On the positive side, the understanding of open source principles and ways of working has motivated us all to be more transparent, more open to creative partnerships and to place a premium on innovation as a public good.
Yet while it is perfectly fair to argue that open source does lead to greater innovation in software, it is not fair to say that open source is the only way in which innovation takes place in this field.
In fact, there is a great likelihood that those innovations in software that require substantial time and resources to reach the market, would still depend on good “old-fashioned” proprietary models, a.k.a intellectual property rights (IPRs).
Simply put, IPRs allow innovators to recoup the rewards of taking risks and often investing vast sums of money in creating products and services that would never come to market without the associated R&D efforts that were put behind them. Attempting to circumvent that process – even for the most laudable of reasons such as increasing interoperability – starts to weaken and undermine the IP system which has grown up precisely to protect this important principle.
Nonetheless, a heated debate exists between proponents of open and proprietary-based standards. In this debate, “open” is often equated with “free” and “proprietary” is seen as being synonymous with so-called “closed” efforts. One argument is that because open source efforts allow anyone to access standards at no cost, they promote more competition and better innovation than proprietary-based efforts. Furthermore, because IPR-based standards offer access at a price, they are sometimes considered to be barriers to competition and innovation, and as such, closed standards. Crucially, a distinction is not always made between proprietary standards that are not publicly accessible and those that are accessible for a fee.
In fact, proprietary-based and “closed” standards (i.e. not publicly accessible) are not necessarily synonymous. Neither are open standards and those that are free. Rather, many standards involving IPRs are publicly accessible at a reasonable, transparent and non-discriminatory price – hence, they are open. Many patent pools, like MPEG LA and the Open Patent Alliance for the field of WiMAX technology (4G wireless technology) are a good example of this. And many standards typically considered to be open (i.e. which do not involve conventional licensing structures) are still based on an IP model of some form.
For instance, “defensive patent pools” work similarly to SDOs in that they aggregate a set of standards for public use with the intent that users can implement the standards without facing litigation; however, in the case of “defensive patent pools” member companies pay an annual fee to access all the standards. In the case of RPX, members can access over 1,000 standards for a fee that is considerably less than purchasing each individual license, but the IPR regime of the rights owners is still protected.
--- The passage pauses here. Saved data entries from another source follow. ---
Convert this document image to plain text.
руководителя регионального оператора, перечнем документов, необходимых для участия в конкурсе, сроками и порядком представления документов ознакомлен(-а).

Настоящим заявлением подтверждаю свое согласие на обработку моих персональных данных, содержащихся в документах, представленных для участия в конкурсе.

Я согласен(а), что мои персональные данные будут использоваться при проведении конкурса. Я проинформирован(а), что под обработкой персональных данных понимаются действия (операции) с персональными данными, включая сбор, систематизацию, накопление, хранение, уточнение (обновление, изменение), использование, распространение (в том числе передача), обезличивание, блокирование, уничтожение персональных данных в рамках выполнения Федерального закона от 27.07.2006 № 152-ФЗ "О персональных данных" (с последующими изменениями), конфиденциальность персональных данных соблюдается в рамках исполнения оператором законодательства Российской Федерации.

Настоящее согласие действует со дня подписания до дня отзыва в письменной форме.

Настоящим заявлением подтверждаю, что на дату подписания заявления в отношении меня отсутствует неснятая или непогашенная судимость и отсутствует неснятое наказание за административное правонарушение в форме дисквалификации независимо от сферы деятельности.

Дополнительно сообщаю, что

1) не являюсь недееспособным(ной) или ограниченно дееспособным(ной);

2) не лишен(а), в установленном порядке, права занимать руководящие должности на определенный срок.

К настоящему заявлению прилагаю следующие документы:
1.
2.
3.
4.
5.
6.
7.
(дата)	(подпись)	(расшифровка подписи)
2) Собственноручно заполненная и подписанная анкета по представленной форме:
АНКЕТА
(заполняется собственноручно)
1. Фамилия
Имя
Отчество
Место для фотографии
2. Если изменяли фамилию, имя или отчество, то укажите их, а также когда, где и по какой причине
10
Google’s Android technology is not IPR-free either. It is available to users under an Apache License, under which copyright is still preserved and while vendors may access the technology for free, they can add proprietary extensions without making them open to the open source community. Thus, a variety of hybrid models have come to exist.
With global competition and the convergence of new technologies only set to increase in the 21st century, the issue of standards and standard development is becoming a growing focus of policymakers who are struggling to keep up with the pace of change. Indeed, policymakers may even benefit from taking a more collaborative approach to forming policy in this area, allowing for more direct inputs online from a wider range of stakeholders in order to reach a consensus on what works.
However, ultimately public policy should neither idolise nor demonise a particular business model – be it based on IPRs or on open source – but should instead allow for the most open, competitive ICT marketplace possible. For those who truly believe in creativity, open collaboration and fair competition, let us try to set the rules of the game in a way that does not exclude either proprietary or open efforts and let human ingenuity solve the rest.